Together, we identified four models by which corporations successfully nurture and protect creativity. One, for example, requires the corporation to leverage the natural cycle of reinvention and maximization.
From our report: “There are times when the people who are itching to develop a new product or plan must sit back and come up with tactics to harvest the benefits of what has already been built. Similarly, the folks responsible for the next earnings statement or report to the board need to remember that creative types always need some level of stimulus if they are to exercise their brilliance and bring about the next spring.

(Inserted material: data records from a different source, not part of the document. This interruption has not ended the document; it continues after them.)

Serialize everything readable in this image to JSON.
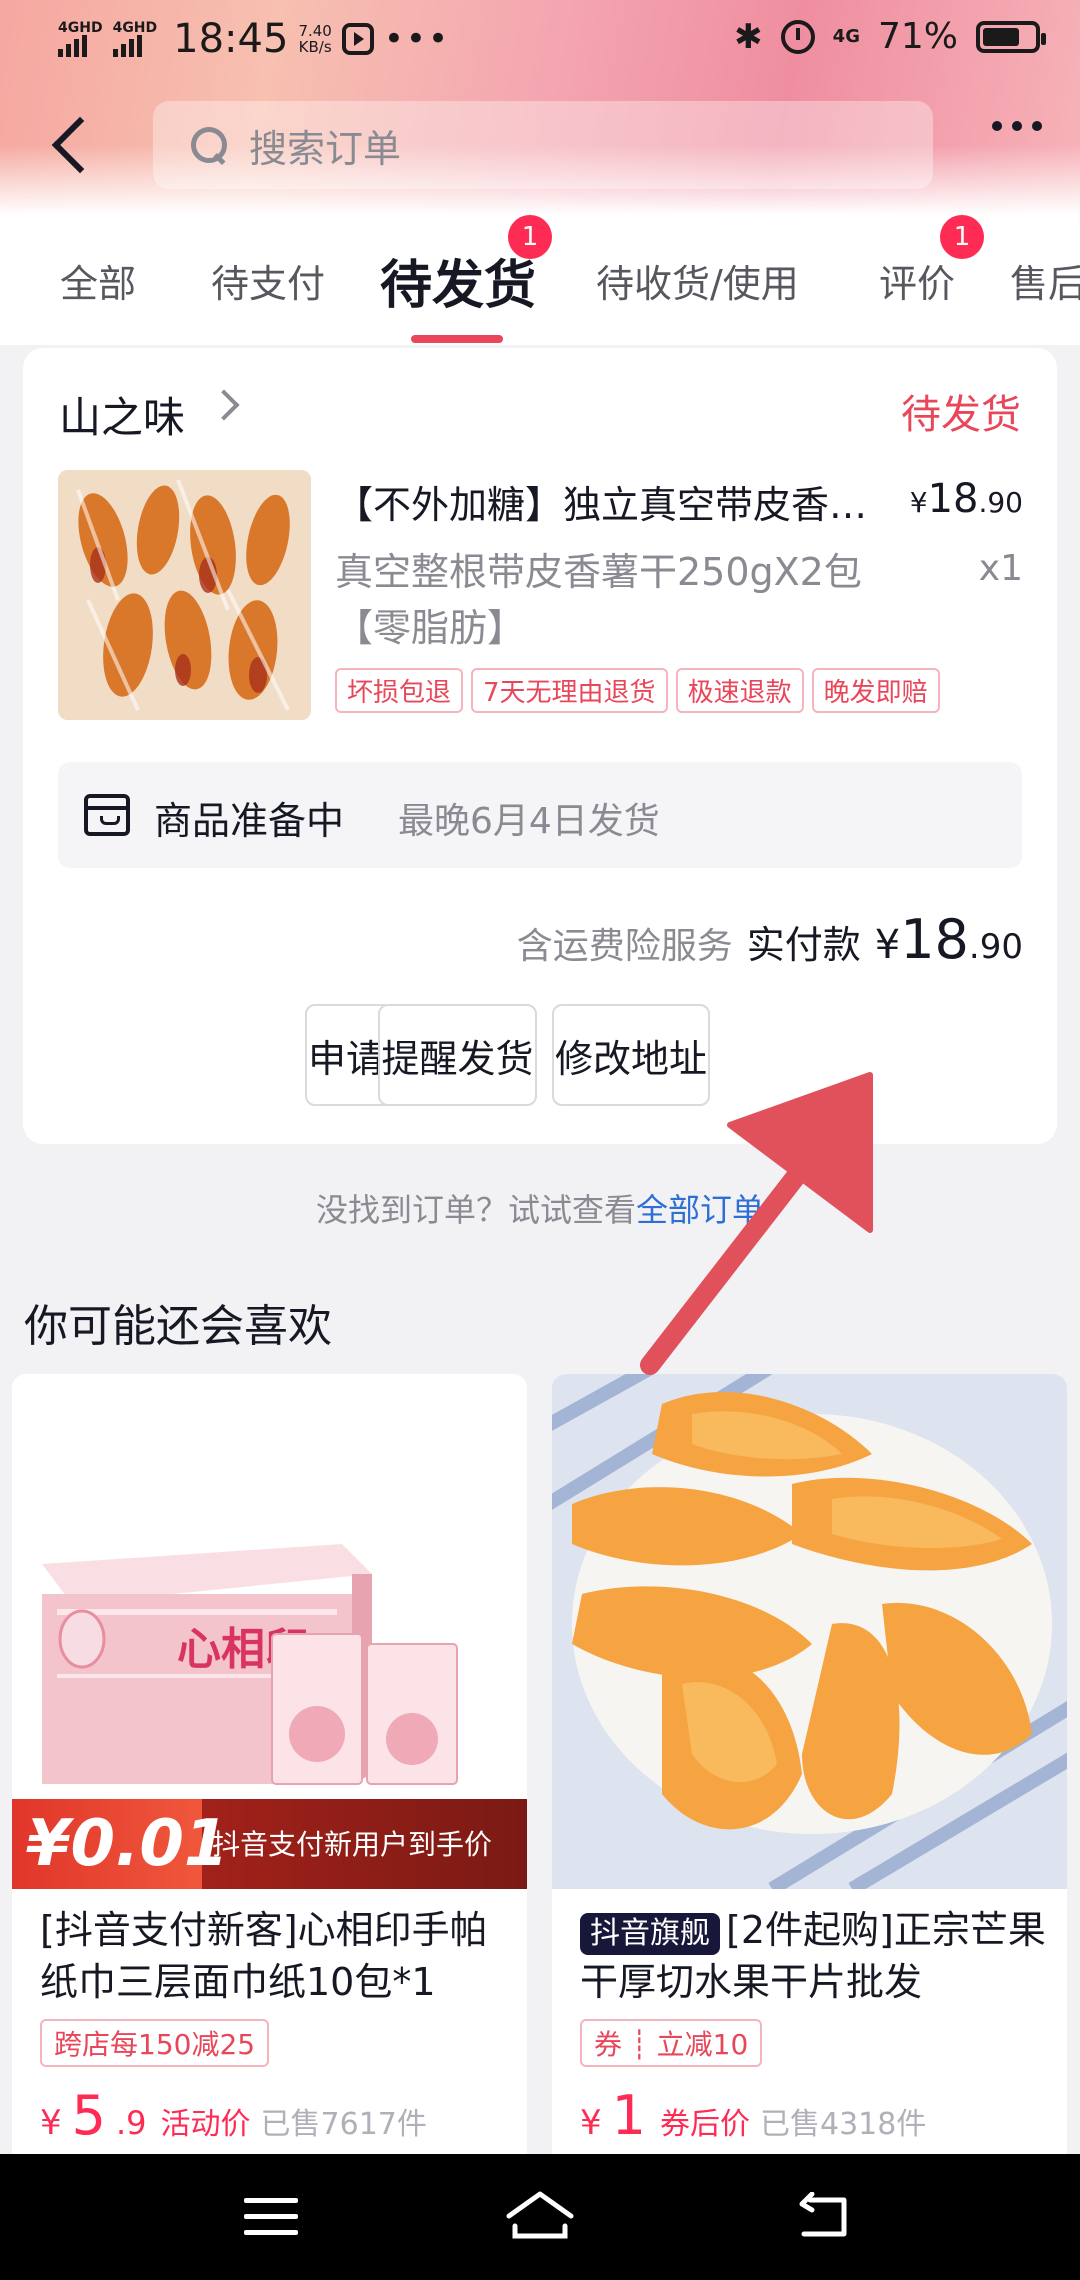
{
  "status_bar": {
    "signal1": "4GHD",
    "signal2": "4GHD",
    "time": "18:45",
    "net_speed_value": "7.40",
    "net_speed_unit": "KB/s",
    "bluetooth_icon": "bluetooth-icon",
    "network": "4G",
    "battery": "71%",
    "battery_level": 0.71
  },
  "header": {
    "search_placeholder": "搜索订单"
  },
  "tabs": [
    {
      "label": "全部"
    },
    {
      "label": "待支付"
    },
    {
      "label": "待发货",
      "badge": "1",
      "active": true
    },
    {
      "label": "待收货/使用"
    },
    {
      "label": "评价",
      "badge": "1"
    },
    {
      "label": "售后"
    }
  ],
  "order": {
    "shop": "山之味",
    "status": "待发货",
    "product_title": "【不外加糖】独立真空带皮香薯干",
    "price_int": "18",
    "price_dec": ".90",
    "currency": "¥",
    "spec": "真空整根带皮香薯干250gX2包【零脂肪】",
    "qty": "x1",
    "tags": [
      "坏损包退",
      "7天无理由退货",
      "极速退款",
      "晚发即赔"
    ],
    "ship_label": "商品准备中",
    "ship_date": "最晚6月4日发货",
    "total_note": "含运费险服务",
    "total_label": "实付款",
    "total_int": "18",
    "total_dec": ".90",
    "buttons": [
      "申请开票",
      "提醒发货",
      "修改地址"
    ]
  },
  "not_found": {
    "text": "没找到订单？试试查看",
    "link": "全部订单"
  },
  "recommend": {
    "title": "你可能还会喜欢",
    "items": [
      {
        "promo_price": "¥0.01",
        "promo_text": "抖音支付新用户到手价",
        "brand_text": "心相印",
        "name": "[抖音支付新客]心相印手帕纸巾三层面巾纸10包*1",
        "tag": "跨店每150减25",
        "price_int": "5",
        "price_dec": ".9",
        "price_label": "活动价",
        "sold": "已售7617件"
      },
      {
        "badge": "抖音旗舰",
        "name": "[2件起购]正宗芒果干厚切水果干片批发",
        "tag": "券 ┊ 立减10",
        "price_int": "1",
        "price_dec": "",
        "price_label": "券后价",
        "sold": "已售4318件"
      }
    ]
  },
  "colors": {
    "accent": "#fe2c55",
    "status_pink": "#e8475a",
    "link_blue": "#2e6fd6",
    "annotation_arrow": "#e0515c"
  }
}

“Conversation between the maximizers and the reinventors is be made possible by a common understanding of the organization’s place in the natural cycle.”
No big idea – no matter how elegant, inspiring or right – can come to life by itself. Execution of big ideas requires strategy, which has become in recent years such a fuzzy, imprecise terms that most ideas are never animated.
We’ve tried to solve this problem, one that arises over and over again in our collaborations, by simply explaining what strategy is. Howell Malham Jr. wrote and illustrated our first book, I Have a Strategy (No You Don’t): The Illustrated Guide to Strategy, to make it crystal and entertainingly clear for anybody charged with implementing a big idea.
“There are worse crimes than using a word incorrectly, but not many,” Malham writes. “For me, there is nothing more important than understanding the words we use to communicate the thoughts and ideas we have – especially when we’re communicating with each other. It’s how civilization became, well, civilized.”
“One person may say tom-a-to, the other may say tom-ah-to – but woe if one of those people believe tomato means shoehorn. Or worse.”
Incubating innovation within an established institution takes more than sticky notes and a special office. It requires understanding the organization’s social norms and carefully cultivating the right kind of deviance from them.
GreenHouse – invited by Akina – helped AmLaw 100 firm Akerman initiate that process.
Key leaders of Akerman had been part of Law 2023, in which we charted the future of the legal industry. Shortly thereafter, the firm launched the industry’s first R&D Council, with whom GreenHouse and Akina worked to develop new norms and practices.
“This effort will help us better anticipate and react to the rapid changes happening in the market while also serving as a catalyst for breakthrough thinking,” Akerman CEO Andrew Smulian said at the launch. “While the formation of Akerman’s R&D council may be pioneering today, we foresee a time in which research and development departments will be commonplace at law firms in order to adapt to an increasingly complex world.”
Over the past generation, changing social norms have made the white-collar workplace a much more flexible environment. From the introduction of new technologies to the embrace of enlightened HR practices, many corporations realize they will do better if they empower employees to find work-life balance.
But lots of employees don’t work in offices, and many of them face grim realities as they try to balance the responsibilities of work and home. In work with the Alfred P. Sloan Foundation, we explored this new frontier of workplace flexibility. To find answers, we examined the social norms of jobs where flexibility would seem to be impossible – think forest rangers and psychiatric social workers.
We found that even in these places, some people were making it work – not just for themselves, but secretly for their peers. We dubbed them “stealth managers,” then suggested some ways Sloan might be able to mine their wisdom and bring work-life balance to everybody.
“We realized that the geniuses of flexible workplaces aren’t CEOs, management consultants, or even professors who have spent years studying the issue,” our report read. “Instead, they’re more likely to be front-line managers or shift supervisors.”